Quand tu écris, tu écris pour des gens. Dans les manuels de savoir-écrire, on t’explique : pour que ça marche, il faut que tu aies en tête la personne à qui tu t’adresses, que tu la visualises, qu’elle prenne corps dans ton texte, comme lecteur ou lectrice idéale. Reste que, des fois, c’est dur. Tu dois écrire une proposition commerciale, une lettre de réclamation ou toute autre joyeuseté parmi celles qu’on range sous la bannière du Saint Courrier Administratif. Quand tu te fends d’une lettre sur l’autel du SCA, c’est en général pour récupérer du pognon (ou, tout au moins, pour ne pas en perdre). Quelque part, ça te motive suffisamment pour le pondre, le fichu courrier. Mais tout de même, comme tu aimes écrire pour des gens plutôt que pour instruire un hypothétique règlement de compte judiciaire, ça te pèse malgré tout.
Et puis un jour, joie ultime, tu découvres le morceau de sucre qui aide la médecine à couler : tu écris ton courrier administratif en LaTeX. Tu t’inventes un jeu dont la règle est simple — ne pas passer plus de temps dans le LaTeX que tu n’en aurais passé avec ton logiciel de traitement de texte habituel. Au début, ça veut dire que tu auras des lettres assez moches avec beaucoup de duplication (ce qui, au final, n’est pas très différent de ce que tu obtiens ordinairement). La bonne nouvelle, c’est que le coup suivant, tu peux commencer à bosser les styles, à apprendre comment faire un truc plus proprement — jusqu’au moment où tu sens bien que LaTeX est un outil pour programmeurs et qu’il doit y avoir un moyen de gérer proprement la question de la duplication. Et là, tu découvres les macros, les environnements… en un mot comme en mille, le nouveau continent. Tu es le Christophe Colomb du courrier administrachiant, tu apprends un nouveau langage de programmation, tu modularises ta production textuelle comme tu le ferais sur ton code, et en plus au final, tu produis des documents d’une beauté à pleurer.
Quand on monte sa boîte pour pouvoir faire enfin son métier de programmeur comme on l’entend, on sent rapidement qu’il faut se colleter un paquet de tâches qui éloignent de la programmation.

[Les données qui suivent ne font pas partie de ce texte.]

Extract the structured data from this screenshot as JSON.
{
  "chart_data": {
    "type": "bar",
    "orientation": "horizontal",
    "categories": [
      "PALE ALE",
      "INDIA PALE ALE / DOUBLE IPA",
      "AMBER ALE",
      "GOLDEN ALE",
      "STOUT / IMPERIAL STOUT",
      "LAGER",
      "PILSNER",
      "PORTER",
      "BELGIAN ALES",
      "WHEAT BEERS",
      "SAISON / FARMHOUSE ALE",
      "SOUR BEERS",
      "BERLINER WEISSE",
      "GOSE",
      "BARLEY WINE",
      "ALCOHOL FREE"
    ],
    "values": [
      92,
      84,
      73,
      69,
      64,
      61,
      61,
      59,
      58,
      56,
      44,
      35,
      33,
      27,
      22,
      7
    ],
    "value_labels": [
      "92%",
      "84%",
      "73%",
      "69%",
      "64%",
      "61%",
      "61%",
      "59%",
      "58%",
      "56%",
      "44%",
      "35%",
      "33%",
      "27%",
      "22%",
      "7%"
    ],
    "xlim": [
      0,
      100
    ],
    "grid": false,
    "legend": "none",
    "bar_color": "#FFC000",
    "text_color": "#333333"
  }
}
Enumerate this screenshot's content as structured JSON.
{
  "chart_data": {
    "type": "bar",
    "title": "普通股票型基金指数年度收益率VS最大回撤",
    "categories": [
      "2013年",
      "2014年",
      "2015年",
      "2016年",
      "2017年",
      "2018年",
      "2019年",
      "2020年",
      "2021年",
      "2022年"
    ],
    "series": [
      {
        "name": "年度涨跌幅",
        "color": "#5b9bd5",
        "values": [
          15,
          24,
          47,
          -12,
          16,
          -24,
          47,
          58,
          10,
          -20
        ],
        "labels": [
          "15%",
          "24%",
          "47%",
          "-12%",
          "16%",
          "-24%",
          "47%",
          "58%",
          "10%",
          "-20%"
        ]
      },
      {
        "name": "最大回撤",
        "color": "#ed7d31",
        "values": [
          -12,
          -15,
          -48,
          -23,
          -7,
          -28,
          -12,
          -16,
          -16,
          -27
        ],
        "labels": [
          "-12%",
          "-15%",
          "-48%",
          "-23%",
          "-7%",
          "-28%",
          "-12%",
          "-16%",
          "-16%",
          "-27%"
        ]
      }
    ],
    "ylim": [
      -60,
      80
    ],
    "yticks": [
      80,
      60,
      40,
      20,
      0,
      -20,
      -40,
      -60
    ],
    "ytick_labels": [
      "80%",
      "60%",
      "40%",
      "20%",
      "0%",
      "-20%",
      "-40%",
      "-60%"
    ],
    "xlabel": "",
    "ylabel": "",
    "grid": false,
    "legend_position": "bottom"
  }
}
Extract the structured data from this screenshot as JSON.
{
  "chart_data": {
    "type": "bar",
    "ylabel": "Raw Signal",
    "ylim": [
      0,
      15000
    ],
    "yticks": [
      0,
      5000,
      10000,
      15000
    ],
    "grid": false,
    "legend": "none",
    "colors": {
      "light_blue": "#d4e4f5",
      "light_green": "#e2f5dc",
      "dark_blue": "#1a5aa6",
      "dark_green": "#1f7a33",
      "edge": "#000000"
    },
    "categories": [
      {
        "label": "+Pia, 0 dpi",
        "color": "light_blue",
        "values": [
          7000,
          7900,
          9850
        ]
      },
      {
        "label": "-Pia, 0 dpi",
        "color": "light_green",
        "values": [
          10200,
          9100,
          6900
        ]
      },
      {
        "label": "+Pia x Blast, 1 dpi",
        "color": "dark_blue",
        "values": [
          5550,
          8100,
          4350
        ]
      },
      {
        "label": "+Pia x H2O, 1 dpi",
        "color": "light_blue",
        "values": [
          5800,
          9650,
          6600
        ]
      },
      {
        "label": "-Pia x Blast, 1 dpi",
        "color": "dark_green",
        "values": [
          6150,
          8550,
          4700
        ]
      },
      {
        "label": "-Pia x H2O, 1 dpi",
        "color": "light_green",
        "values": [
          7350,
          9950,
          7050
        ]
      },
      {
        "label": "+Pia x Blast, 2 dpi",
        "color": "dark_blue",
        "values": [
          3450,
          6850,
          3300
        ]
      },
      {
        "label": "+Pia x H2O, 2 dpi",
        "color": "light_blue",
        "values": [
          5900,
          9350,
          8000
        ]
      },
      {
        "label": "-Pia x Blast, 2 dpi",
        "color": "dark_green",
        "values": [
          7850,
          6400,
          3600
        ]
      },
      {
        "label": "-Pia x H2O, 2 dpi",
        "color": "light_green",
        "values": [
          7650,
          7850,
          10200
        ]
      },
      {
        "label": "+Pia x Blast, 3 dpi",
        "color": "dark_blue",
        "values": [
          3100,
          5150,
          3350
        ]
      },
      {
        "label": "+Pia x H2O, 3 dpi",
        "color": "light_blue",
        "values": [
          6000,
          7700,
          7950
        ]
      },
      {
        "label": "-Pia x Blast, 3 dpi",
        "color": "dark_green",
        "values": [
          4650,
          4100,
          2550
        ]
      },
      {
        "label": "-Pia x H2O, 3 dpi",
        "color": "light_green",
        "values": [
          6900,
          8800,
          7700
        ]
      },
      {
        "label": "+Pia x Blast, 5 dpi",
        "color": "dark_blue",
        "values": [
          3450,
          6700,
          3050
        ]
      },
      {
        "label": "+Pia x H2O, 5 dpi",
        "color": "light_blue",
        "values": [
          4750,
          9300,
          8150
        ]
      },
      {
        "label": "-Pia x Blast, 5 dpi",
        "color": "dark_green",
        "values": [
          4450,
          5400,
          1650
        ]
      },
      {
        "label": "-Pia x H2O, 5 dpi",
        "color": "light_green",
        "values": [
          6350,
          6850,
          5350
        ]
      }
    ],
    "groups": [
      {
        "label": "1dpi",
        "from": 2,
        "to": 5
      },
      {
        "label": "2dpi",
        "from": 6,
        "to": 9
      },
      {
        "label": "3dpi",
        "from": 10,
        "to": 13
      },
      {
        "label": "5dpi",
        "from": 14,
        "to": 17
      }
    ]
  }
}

C’est déprimant : pour pouvoir programmer avec plus de bonheur, on se retrouve à juste moins programmer, ou à devoir payer quelqu’un pour gérer ces différentes tâches, dans l’espoir d’enfin pouvoir se concentrer sur ce qui importe. Inversement, il y a quelque chose de jouissif à contrer ces forces qui nous éloignent de notre métier. Un plaisir à inventer une forme d’aïkido, qu’on pourrait aussi voir comme une radicalisation de son travail professionnel. Car c’est bien de ça, dont il est question : maîtriser suffisamment une technique, une discipline, un art — pour pouvoir en vivre, c’est-à-dire l’embrasser comme mode de vie, sans prétention ni compromis.